From the 12 March 1915 obituary column of The Times:
HARRINGTON, Lt. Charles James Oliver of the Rifle Brigade, second son of Lord James Harrington, grandson of the 14th Earl of Presnell. Of accidental death on 22 February in Paris, at the age of 19.
The lieutenant colonel looked over the fair-haired young man in front of him and decided it could have been worse. He had the semi-dazed look of all new officers, but his face wasn't quite as scrubbed raw as the university recruits, and at 24, he was positively mature compared to some.
"You were at Eton with one of the support company officers?"
"Major Morris, yes, sir."
"Good, well, he suggested you might be our way out of this ..."
The lieutenant colonel paused to think of a word that would adequately convey what he felt at being ordered to find time in the middle of a war to investigate the death of an aristocratic sot fool enough to drown himself in two feet of water.
"... situation," he finished, finally. "Harrington was looked over by one our doctors, of course, and it seemed an obvious accident."

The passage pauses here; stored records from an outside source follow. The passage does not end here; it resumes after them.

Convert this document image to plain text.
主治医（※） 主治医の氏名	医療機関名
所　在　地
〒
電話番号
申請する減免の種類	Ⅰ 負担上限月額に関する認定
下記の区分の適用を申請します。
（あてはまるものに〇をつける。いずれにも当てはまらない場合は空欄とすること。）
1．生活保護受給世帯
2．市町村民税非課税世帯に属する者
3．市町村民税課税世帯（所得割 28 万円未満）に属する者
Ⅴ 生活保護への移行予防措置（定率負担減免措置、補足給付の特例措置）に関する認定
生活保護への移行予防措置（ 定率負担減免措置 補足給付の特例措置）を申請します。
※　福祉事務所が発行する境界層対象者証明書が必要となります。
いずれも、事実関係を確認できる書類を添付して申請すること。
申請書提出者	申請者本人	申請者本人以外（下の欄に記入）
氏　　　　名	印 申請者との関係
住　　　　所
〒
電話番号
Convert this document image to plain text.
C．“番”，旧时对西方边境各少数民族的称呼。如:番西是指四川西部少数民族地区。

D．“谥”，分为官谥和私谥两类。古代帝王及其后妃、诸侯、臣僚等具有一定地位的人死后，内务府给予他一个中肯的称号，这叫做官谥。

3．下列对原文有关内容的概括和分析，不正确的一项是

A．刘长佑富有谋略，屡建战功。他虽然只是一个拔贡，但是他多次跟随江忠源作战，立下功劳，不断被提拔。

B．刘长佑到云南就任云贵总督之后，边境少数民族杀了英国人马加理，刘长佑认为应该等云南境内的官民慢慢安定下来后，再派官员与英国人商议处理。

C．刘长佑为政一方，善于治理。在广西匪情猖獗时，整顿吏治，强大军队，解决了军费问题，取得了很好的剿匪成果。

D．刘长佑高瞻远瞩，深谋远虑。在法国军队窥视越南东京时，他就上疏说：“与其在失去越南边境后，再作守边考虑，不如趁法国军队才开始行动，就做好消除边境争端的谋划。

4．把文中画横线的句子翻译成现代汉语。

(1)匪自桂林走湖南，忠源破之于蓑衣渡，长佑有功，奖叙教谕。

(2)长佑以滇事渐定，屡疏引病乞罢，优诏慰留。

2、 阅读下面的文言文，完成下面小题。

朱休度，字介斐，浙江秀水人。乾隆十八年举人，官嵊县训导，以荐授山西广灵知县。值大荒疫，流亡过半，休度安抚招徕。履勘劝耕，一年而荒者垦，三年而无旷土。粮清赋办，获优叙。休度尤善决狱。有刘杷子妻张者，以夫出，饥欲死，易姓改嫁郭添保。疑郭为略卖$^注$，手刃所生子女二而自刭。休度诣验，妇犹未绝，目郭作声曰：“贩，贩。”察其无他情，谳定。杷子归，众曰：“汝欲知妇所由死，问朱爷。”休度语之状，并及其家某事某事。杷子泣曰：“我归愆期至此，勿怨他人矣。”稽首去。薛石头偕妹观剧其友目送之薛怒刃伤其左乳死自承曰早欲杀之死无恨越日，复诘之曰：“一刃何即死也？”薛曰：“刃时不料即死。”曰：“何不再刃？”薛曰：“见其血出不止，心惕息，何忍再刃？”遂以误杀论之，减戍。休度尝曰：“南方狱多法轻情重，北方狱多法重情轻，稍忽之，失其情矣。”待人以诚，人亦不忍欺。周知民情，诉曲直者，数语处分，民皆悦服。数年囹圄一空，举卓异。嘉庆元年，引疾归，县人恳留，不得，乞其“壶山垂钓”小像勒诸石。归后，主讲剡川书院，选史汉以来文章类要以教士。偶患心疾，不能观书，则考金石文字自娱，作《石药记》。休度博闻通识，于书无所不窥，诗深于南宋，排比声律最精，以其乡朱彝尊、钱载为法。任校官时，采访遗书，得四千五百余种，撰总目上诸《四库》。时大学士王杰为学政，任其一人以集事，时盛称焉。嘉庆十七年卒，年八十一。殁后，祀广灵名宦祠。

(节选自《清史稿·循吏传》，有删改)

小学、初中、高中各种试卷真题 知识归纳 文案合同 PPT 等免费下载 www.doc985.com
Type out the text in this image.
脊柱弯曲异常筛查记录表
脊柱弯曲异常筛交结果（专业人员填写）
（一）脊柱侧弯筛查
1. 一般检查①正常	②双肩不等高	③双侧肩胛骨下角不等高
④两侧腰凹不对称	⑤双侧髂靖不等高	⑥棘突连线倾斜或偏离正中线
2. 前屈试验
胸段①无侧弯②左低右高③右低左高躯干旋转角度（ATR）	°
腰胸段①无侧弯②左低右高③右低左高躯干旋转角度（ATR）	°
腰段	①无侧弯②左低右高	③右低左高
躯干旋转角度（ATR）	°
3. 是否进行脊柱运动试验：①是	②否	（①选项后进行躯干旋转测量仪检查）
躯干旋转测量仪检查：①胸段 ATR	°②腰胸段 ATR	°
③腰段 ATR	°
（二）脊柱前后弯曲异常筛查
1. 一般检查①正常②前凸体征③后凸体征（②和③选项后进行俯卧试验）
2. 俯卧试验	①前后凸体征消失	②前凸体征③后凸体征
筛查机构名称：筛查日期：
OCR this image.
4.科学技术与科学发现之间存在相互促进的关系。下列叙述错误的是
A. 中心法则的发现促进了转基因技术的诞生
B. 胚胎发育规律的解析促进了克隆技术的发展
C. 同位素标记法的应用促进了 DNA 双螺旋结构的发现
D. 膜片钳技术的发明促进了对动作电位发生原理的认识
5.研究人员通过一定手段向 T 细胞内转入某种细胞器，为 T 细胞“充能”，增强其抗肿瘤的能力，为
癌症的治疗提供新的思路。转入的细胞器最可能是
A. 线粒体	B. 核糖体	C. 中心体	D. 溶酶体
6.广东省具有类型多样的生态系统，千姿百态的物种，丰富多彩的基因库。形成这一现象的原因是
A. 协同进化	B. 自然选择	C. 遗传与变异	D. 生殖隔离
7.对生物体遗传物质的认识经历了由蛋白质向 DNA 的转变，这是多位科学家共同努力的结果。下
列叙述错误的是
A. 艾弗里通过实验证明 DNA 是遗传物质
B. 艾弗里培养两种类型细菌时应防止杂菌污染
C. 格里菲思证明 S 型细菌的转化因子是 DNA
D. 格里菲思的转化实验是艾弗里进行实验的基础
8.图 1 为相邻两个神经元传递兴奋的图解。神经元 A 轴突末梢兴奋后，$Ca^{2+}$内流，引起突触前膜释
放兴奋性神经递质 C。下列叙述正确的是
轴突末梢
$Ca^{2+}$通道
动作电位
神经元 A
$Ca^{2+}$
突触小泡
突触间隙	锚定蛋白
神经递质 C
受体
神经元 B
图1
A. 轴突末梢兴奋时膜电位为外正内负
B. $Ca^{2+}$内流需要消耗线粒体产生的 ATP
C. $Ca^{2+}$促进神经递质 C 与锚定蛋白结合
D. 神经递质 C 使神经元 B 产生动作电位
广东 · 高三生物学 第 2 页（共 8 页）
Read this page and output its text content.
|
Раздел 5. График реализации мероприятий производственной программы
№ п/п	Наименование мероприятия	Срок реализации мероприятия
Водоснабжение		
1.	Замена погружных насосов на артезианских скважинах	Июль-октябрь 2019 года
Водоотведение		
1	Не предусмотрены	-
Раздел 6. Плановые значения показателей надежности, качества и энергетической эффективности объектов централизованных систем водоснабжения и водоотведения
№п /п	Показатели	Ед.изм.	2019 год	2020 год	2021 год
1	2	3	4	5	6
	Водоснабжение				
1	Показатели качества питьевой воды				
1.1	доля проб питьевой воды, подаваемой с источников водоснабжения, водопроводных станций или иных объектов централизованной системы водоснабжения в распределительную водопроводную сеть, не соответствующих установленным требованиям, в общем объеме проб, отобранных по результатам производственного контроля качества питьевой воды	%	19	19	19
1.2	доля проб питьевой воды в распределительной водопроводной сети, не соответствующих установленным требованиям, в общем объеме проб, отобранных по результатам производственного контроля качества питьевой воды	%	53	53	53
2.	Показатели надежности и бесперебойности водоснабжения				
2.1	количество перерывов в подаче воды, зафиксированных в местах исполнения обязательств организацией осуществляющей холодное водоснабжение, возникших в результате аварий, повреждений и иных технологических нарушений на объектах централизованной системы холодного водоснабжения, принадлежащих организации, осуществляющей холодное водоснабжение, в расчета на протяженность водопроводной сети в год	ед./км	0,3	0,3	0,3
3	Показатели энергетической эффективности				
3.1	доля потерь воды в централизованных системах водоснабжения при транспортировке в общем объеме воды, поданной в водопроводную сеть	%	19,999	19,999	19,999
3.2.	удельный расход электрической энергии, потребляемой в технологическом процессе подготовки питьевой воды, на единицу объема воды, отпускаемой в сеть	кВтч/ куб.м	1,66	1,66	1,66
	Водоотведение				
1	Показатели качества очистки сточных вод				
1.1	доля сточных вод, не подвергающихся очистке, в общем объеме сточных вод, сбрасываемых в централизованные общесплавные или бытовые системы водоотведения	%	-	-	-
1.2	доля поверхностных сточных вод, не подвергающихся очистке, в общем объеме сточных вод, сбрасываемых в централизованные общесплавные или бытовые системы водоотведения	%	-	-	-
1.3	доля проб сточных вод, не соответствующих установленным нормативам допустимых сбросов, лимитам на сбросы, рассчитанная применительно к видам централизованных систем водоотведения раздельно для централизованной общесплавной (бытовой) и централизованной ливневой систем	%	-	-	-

Not to the Countess of Presnell, however, nor her very dear friend, a certain HRH with friends in the ministry.
"The body's long since returned home, of course, but the doctor's report is in the file my adjutant's given you. Harrington's full service record is there, and I believe an interview with someone from his unit who saw him the night before." The senior officer paused, not sure what to make of the younger man's reserve. "Your major said you had an eye for detail."
His major had said no such thing. He'd confirmed that yes, he did have a younger son of a duke sitting around at the front, looking like Sir Percy Blakeney, and if the lieutenant colonel wanted to borrow him, he'd trade him for a good quartermaster and a higher place on the munitions list. The lieutenant colonel was just grateful that Morris had remembered where he was assigned. Younger sons were underfoot everywhere, but locating one highborn enough to satisfy the ministry might have taken a few weeks.
"Yes, sir," the lieutenant said. "Happy to be of assistance."
"You've been in Paris before?" The lieutenant colonel rose from behind his desk, signaling the end of the meeting.
"Before the war, yes, sir."
"Good, good. Still, you'll need a driver -- there should be a man from the pool waiting for you outside. He'll take you wherever you need to go."
"Thank you, sir." The lieutenant saluted and walked out, pausing by the adjutant's desk in the outer office to pick up his case and the rather slim file on the late Lt. Harrington.
He stepped down onto the sidewalk and looked up at the gray Paris sky. It was early April, and for once the rain seemed to be taking its time in making an appearance.
A discreet cough made him turn his attention back to the street. A tall dark-haired chap stood in front of a large car. Taking the Sherlock Holmes thing to heart, the lieutenant deduced that this was his driver.
Corporal Bunter took his case and held the car door open, the look on his face one of deferential noninterest, but his tone suggesting that if it were to rain while the lieutenant stood out gaping at the sky, he for one would not be surprised.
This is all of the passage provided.